Sound advice from Paris

Series Title
Series Details 23/01/97, Volume 3, Number 03
Publication Date 23/01/1997
Content Type

Date: 23/01/1997

French novelist Gustave Flaubert once observed that “you can calculate the worth of a man by the number of his enemies”.

French Prime Minister Alain Juppé and his government certainly lack friends. The man given the premiership by President Jacques Chirac back in 1995 has seemingly spent most of his time in office rather than in power, only able to offer the French people year after year of austerity.

As if that were not enough, the German establishment France's bosom pal for the past 50 years has turned nasty.

This week, past and present presidents of the Bundesbank rounded on Juppé. His crime: suggesting that the EU's elected politicians should have a say in economic policy.

“The basis of the French position is that we do not want all decisions on economic, budgetary, fiscal and monetary policy to be shaped by a technocratic, automatic system under the sole authority of the European Central Bank,” Juppé said last month. “That is not our concept of democracy.”

Not only is it not the French concept, it should not be anyone's.

Critics have been right to condemn French attempts to stymie moves to liberalise postal, telecommunications and energy supply services in the EU, but now Paris is to be congratulated.

It may have taken them a long time to come around to the idea, but now Juppé and his Finance Minister Jean Arthuis are proving themselves to be champions of democratic accountability.

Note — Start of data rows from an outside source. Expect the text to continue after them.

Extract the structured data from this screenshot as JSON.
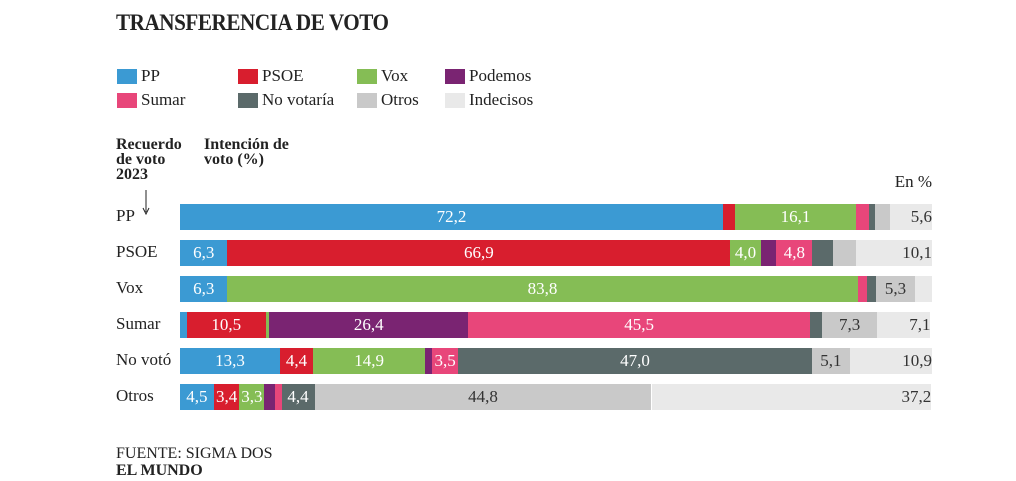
{
  "chart_data": {
    "type": "bar",
    "orientation": "horizontal",
    "stacked": true,
    "title": "TRANSFERENCIA DE VOTO",
    "row_header": "Recuerdo de voto 2023",
    "column_header": "Intención de voto (%)",
    "unit_note": "En %",
    "source": "FUENTE: SIGMA DOS",
    "publisher": "EL MUNDO",
    "xlim": [
      0,
      100
    ],
    "categories": [
      "PP",
      "PSOE",
      "Vox",
      "Sumar",
      "No votó",
      "Otros"
    ],
    "series": [
      {
        "name": "PP",
        "color": "#3b9ad3",
        "values": [
          72.2,
          6.3,
          6.3,
          0.9,
          13.3,
          4.5
        ],
        "value_labels": [
          "72,2",
          "6,3",
          "6,3",
          null,
          "13,3",
          "4,5"
        ]
      },
      {
        "name": "PSOE",
        "color": "#d81e2e",
        "values": [
          1.6,
          66.9,
          0,
          10.5,
          4.4,
          3.4
        ],
        "value_labels": [
          null,
          "66,9",
          null,
          "10,5",
          "4,4",
          "3,4"
        ]
      },
      {
        "name": "Vox",
        "color": "#85bd55",
        "values": [
          16.1,
          4.0,
          83.8,
          0.5,
          14.9,
          3.3
        ],
        "value_labels": [
          "16,1",
          "4,0",
          "83,8",
          null,
          "14,9",
          "3,3"
        ]
      },
      {
        "name": "Podemos",
        "color": "#7a2472",
        "values": [
          0,
          2.1,
          0,
          26.4,
          0.9,
          1.4
        ],
        "value_labels": [
          null,
          null,
          null,
          "26,4",
          null,
          null
        ]
      },
      {
        "name": "Sumar",
        "color": "#e8467a",
        "values": [
          1.7,
          4.8,
          1.2,
          45.5,
          3.5,
          0.9
        ],
        "value_labels": [
          null,
          "4,8",
          null,
          "45,5",
          "3,5",
          null
        ]
      },
      {
        "name": "No votaría",
        "color": "#5b6a6a",
        "values": [
          0.8,
          2.8,
          1.2,
          1.6,
          47.0,
          4.4
        ],
        "value_labels": [
          null,
          null,
          null,
          null,
          "47,0",
          "4,4"
        ]
      },
      {
        "name": "Otros",
        "color": "#c9c9c9",
        "values": [
          2.0,
          3.0,
          5.3,
          7.3,
          5.1,
          44.8
        ],
        "value_labels": [
          null,
          null,
          "5,3",
          "7,3",
          "5,1",
          "44,8"
        ]
      },
      {
        "name": "Indecisos",
        "color": "#e9e9e9",
        "values": [
          5.6,
          10.1,
          2.2,
          7.1,
          10.9,
          37.2
        ],
        "value_labels": [
          "5,6",
          "10,1",
          null,
          "7,1",
          "10,9",
          "37,2"
        ]
      }
    ]
  }
}
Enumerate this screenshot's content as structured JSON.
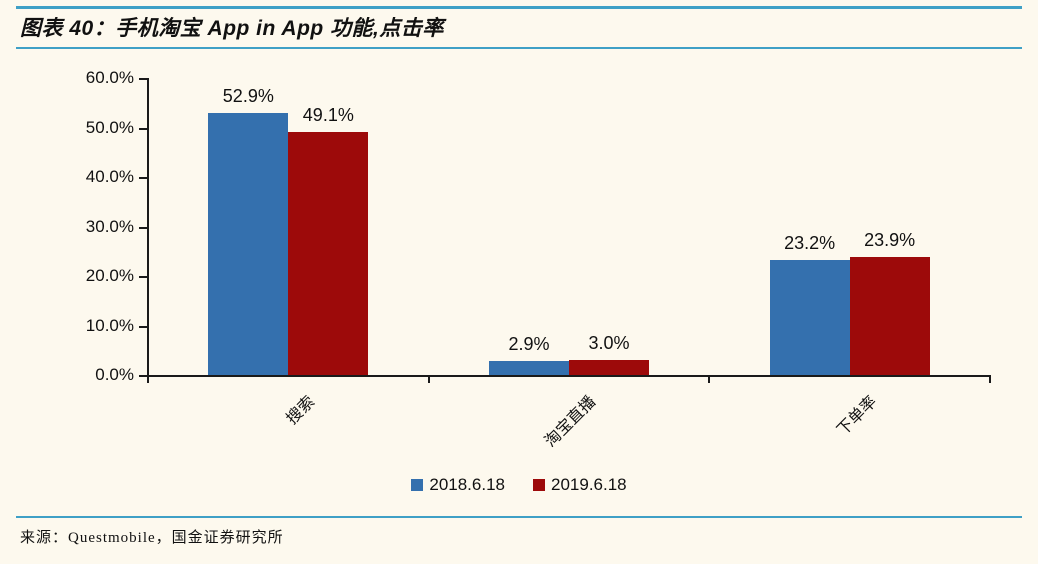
{
  "header": {
    "title": "图表 40：手机淘宝 App in App 功能,点击率"
  },
  "footer": {
    "source": "来源：Questmobile，国金证券研究所"
  },
  "colors": {
    "background": "#FDF9EE",
    "rule": "#3FA0C6",
    "axis": "#1A1A1A",
    "text": "#111111",
    "series_2018": "#3470AE",
    "series_2019": "#9D0A0A"
  },
  "chart_data": {
    "type": "bar",
    "title": "手机淘宝 App in App 功能点击率",
    "categories": [
      "搜索",
      "淘宝直播",
      "下单率"
    ],
    "series": [
      {
        "name": "2018.6.18",
        "color": "#3470AE",
        "values": [
          52.9,
          2.9,
          23.2
        ],
        "labels": [
          "52.9%",
          "2.9%",
          "23.2%"
        ]
      },
      {
        "name": "2019.6.18",
        "color": "#9D0A0A",
        "values": [
          49.1,
          3.0,
          23.9
        ],
        "labels": [
          "49.1%",
          "3.0%",
          "23.9%"
        ]
      }
    ],
    "xlabel": "",
    "ylabel": "",
    "ylim": [
      0,
      60
    ],
    "yticks": [
      {
        "value": 0,
        "label": "0.0%"
      },
      {
        "value": 10,
        "label": "10.0%"
      },
      {
        "value": 20,
        "label": "20.0%"
      },
      {
        "value": 30,
        "label": "30.0%"
      },
      {
        "value": 40,
        "label": "40.0%"
      },
      {
        "value": 50,
        "label": "50.0%"
      },
      {
        "value": 60,
        "label": "60.0%"
      }
    ],
    "grid": false,
    "legend_position": "bottom"
  }
}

Instead of speech-making against the French proposals, Karl-Otto Pöhl, Hans Tietmeyer and Helmut Hesse would do better to read them.

At the moment, they are still vague (largely because of the paranoid knee-jerk responses they prompted from across the Rhine), but a speech by Arthuis last summer gave an outline of French ideas.

Their 'stability council' would be an informal gathering of ministers akin to the club of highly-industrialised states known as the Group of Seven an association never established by treaty. This would encourage “close dialogue” between EMU members on budgetary procedures and aims, the analysis and conduct of economic policy, and on exchange rate targets for the euro.

Is this really so terrifying? Much more frightening is the prospect that governments should be stopped from doing this by central bankers.

Under the Union treaties, budgetary policy remains the responsibility of governments and contrary to what some people in Frankfurt might say so, ultimately, is exchange rate policy.

The more central bankers carry on in this vein, criticising the EU's elected representatives for 'playing politics', the more important it becomes that they do.